Cap stepped away instantly, dropping automatically into a crouch, ready to fight back. Then he recognized the thing’s voice.
It was Sarah.
5
The First Night
7: 51 pm
***
Sarah didn’t want Cap to look in the closet under the stairs. She didn’t want him to find what she had found.
What she wanted was to leave. To walk to the car, get in, and drive like madmen out of here. Something wasn’t right about the place. When she had first looked at the house, it had seemed so perfect, so right. Inviting. A home without someone to live in it, and a sad thing for that.
But since the kitchen that morning, she had not felt like the master of the house. She felt more like an interloper. Someone who didn’t belong. As though a psychic eviction notice had been slapped to the front of her brain.
The closet door was shut, though Sarah was sure she had left it open when she ran to get Cap. He reached out and rested his hand on the small knob of the concealed closet door.
“No, don’t –” she began.
“Don’t what?” said Cap. His voice sounded as lively and upbeat as ever, but when he looked at her, she thought she saw worry peeking through his eyes. “Nothing’s going to get me, hon.” He shook his left hand, which held the thick fireplace poker they had found on the hearthstone. It seemed like rather a sad little weapon to Sarah, but she had to agree that it was better than nothing.
Cap reached out with his free hand and opened the door. Sarah noticed that he stood somewhat to the side of it, as though half expecting to be shot by a burglar hiding in the closet.
Sarah knew it wasn’t a burglar. Nothing so common or easily dealt with as that. She didn’t know what it actually was, but this seemed to be an awful lot of trouble for a common thief to go to in order to rob a still mostly-unfurnished home.

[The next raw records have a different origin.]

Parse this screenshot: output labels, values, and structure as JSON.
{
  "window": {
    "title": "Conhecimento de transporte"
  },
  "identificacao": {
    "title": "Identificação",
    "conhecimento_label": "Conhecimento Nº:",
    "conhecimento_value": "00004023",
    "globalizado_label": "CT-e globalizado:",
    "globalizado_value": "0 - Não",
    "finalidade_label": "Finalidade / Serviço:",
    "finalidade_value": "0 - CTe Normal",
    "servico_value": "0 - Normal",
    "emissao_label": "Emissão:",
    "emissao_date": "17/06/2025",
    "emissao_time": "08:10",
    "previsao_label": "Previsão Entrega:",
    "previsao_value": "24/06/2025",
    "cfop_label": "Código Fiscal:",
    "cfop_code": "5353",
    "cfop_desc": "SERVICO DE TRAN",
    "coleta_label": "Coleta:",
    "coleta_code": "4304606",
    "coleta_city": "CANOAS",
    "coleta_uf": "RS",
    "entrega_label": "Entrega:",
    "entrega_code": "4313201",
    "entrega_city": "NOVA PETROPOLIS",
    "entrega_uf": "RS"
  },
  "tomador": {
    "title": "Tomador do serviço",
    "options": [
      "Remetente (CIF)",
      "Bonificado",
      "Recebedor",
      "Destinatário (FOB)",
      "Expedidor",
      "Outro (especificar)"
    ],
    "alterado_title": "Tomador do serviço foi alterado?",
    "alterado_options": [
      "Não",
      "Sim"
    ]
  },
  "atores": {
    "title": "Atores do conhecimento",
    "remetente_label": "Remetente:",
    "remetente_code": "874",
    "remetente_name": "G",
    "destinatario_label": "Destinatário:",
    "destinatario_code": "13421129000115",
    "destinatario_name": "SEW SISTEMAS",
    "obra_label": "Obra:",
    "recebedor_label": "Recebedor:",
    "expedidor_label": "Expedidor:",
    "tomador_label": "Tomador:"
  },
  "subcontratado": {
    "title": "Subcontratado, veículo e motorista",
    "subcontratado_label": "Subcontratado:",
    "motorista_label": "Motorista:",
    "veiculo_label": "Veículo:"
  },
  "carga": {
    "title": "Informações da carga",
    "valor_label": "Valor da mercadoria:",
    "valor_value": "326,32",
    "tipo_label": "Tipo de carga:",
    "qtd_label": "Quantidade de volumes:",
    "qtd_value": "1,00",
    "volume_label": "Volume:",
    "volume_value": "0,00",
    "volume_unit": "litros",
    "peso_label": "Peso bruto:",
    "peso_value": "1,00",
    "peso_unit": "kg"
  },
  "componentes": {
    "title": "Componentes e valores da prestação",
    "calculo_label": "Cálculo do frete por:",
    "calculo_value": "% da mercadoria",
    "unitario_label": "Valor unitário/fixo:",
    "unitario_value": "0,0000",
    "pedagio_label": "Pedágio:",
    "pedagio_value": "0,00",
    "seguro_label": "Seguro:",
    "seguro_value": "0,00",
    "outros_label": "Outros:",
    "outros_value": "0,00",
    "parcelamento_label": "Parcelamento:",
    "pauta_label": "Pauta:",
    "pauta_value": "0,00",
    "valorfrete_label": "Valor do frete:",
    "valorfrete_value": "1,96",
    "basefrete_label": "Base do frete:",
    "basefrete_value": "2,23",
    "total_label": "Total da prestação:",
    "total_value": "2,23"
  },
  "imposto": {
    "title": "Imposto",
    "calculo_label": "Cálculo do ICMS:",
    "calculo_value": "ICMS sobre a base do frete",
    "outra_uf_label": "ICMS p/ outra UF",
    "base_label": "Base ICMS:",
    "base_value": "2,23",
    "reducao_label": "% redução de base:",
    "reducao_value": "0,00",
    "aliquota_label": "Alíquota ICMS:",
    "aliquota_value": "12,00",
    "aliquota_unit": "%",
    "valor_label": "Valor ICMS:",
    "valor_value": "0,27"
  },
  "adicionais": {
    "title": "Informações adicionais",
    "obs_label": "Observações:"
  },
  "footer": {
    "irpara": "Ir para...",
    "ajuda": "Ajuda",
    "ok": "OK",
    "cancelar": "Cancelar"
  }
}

Cap pulled open the closet. There was an almost inaudible whoosh as the seal between the door and the frame was broken, and air whiffed out of and into the closet at the same time. Cap had only opened the closet a crack, but now he moved more directly in front of it, presumably so he could pull it the rest of the way open and see what was inside.
“Don’t,” squeaked Sarah.
“I don’t want to,” said Cap. And they’d been married long enough he didn’t have to add what came next, for she heard it in her mind, and the voice that said it was his, as plain and real as if he had said the words himself: “I have to.”
He pulled, and Sarah reflexively dropped her gaze and put her face in her hands. Like a baby, believing in some primal core of her bod
y that if she couldn’t see, then neither could she be seen.
That position only lasted for a moment, though. She looked up almost immediately, her fingers splayed to allow her to peer out between them without completely abandoning the symbolic protection of having her face covered.
Cap walked into the closet.
“No!” she shouted. And this time the word was strong. Panic drove adrenaline through her. “Don’t go in there!”
Cap turned, still in the closet. Sarah’s pitter-pattering heart slowed a bit as it dawned on her that she could see Cap. Where before the closet had resisted her ability to see into it or for light to enter its domain, now the interior was easily visible.
And there was nothing there.
No coats.
No boxes.
Just empty space for storage. If Cap hadn’t been in there the closet would have been completely empty.
Cap looked around the closet a long time. He felt the walls, rapping on them occasionally as though checking for secret panels or hollow spots. He felt around the interior jam from top to bottom, running his fingers along looking for heaven only knew what. But he was looking around, and that made Sarah feel inordinately better.
Finally, he completed his inspection and returned to Sarah’s side. She didn’t look at him; she continued looking into the closet.
Neither of them spoke.
Finally, Sarah: “There was someone in there. I heard him. Or her. Or it.”
Sarah could hear the concern in Cap’s voice as he said, “Which was it? A him or a her?”
Sarah shook her head. She couldn’t tell if Cap’s concern was born of the fact that he believed her and was concerned about what was going on in their new house, or of the fact that he thought Sarah had lost about half a bag of marbles. And her next answer wasn’t going to help that at all.